En revanche, nous luttons contre toutes les formes de conservatisme social qui existent indépendamment de la religion ou de la culture, car elles bloquent le dialogue et l’ouverture aux questions, certes compliquées, liant sida et sexualité.

Migrants contre le sida considère que la véritable cause de la vulnérabilité des immigrés aux VIH se trouve dans le système de soins français et, la politique de santé publique qui est, aujourd’hui comme hier (avant l’arrivée du sida), fondée sur l’inégalité. Elle repose en effet sur une discrimination notoire quant à l’accès à l’information et l’accès aux soins, écartant de fait les pauvres, les immigrés et les sans papiers.
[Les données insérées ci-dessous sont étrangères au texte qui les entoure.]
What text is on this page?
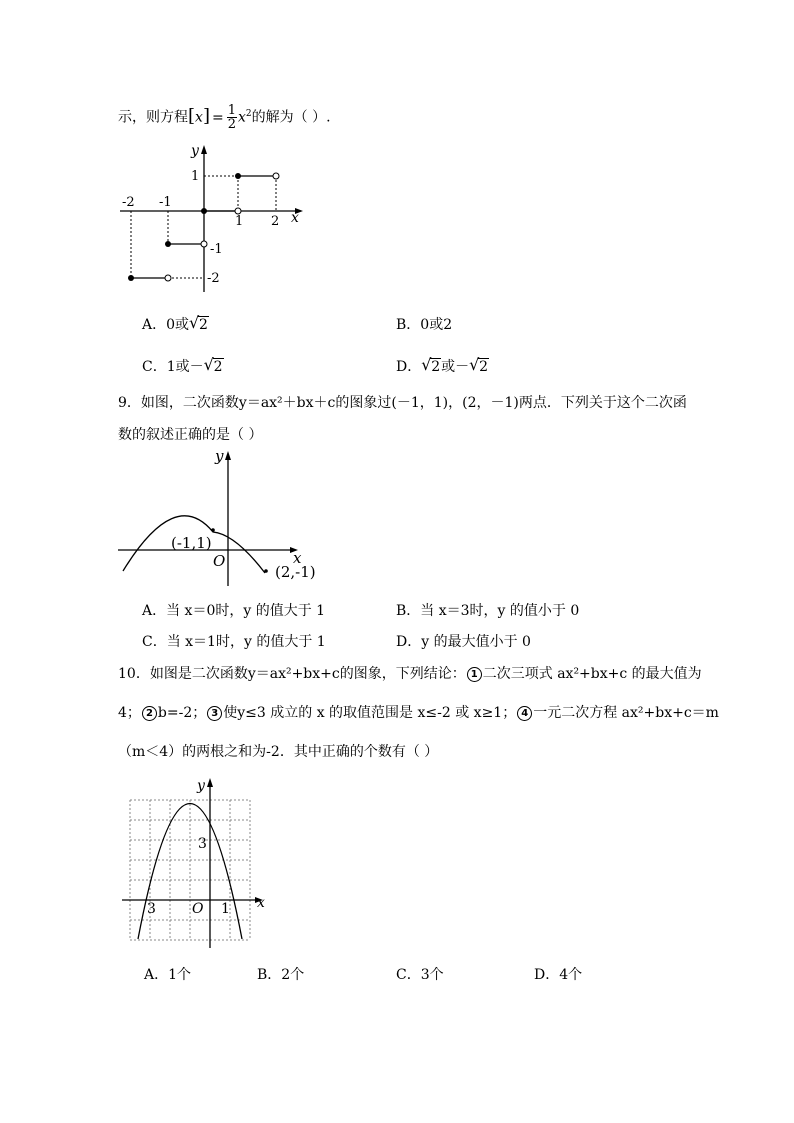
示，则方程$[x] = \frac{1}{2} x^2$的解为（ ）.
x
y
-2 -1
1 2
1
-1
-2
A．0或 √ 2	B．0或2
C．1或－ √ 2	D． √ 2或－ √ 2
9．如图，二次函数y＝ax²＋bx＋c的图象过(－1，1)，(2，－1)两点．下列关于这个二次函
数的叙述正确的是（ ）
x
y
O
(-1,1)
(2,-1)
A．当 x＝0时，y 的值大于 1	B．当 x＝3时，y 的值小于 0
C．当 x＝1时，y 的值大于 1	D．y 的最大值小于 0
10．如图是二次函数y＝ax²+bx+c的图象，下列结论： 1 二次三项式 ax²+bx+c 的最大值为
4； 2 b=-2； 3 使y≤3 成立的 x 的取值范围是 x≤-2 或 x≥1； 4 一元二次方程 ax²+bx+c＝m
（m＜4）的两根之和为-2．其中正确的个数有（ ）
x
y
O
3
3	1
A．1个	B．2个	C．3个	D．4个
Dans le même sens, depuis les Lois Pasqua de 1993, l’accès à la sécurité sociale (et donc à l’assurance maladie) est irrémédiablement refusé aux étrangers (dits) en situation irrégulière. Et, malgré le développement d’un système parallèle d’aide médicale qui, en principe, permet l’accès de tous aux soins, la pratique hospitalière continue d’exclure de nombreux malades, surtout immigrés.

Le projet de Couverture Maladie Universelle va aggraver les inégalités en conservant une forme résiduelle et discriminatoire d’Aide médicale Etat uniquement pour les sans papiers.

Nous savons que ces chiffres s’aggraveront, à cause du silence, de l’immobilisme, et du manque de courage politique des instances de santé publique et de certaines associations de lutte contre le sida, alors même que nous avons besoin de leur contribution dans la lutte en faveur de l’égalité dans les programmes de prévention ciblée et pour un soutien réel aux malades immigrés ou issus de l’immigration.

Nous ne nous bornerons pas à compter nos morts et nos malades. Migrants contre le sida refuse l’instauration d’un débat stérile sur la communication ou non-communication des chiffres. Au contraire, il est urgent de convertir nos constats épidémiologiques en pression politique contre l’immobilisme des pouvoirs publics et contre le manque de courage politique des associations classiques de lutte contre le sida.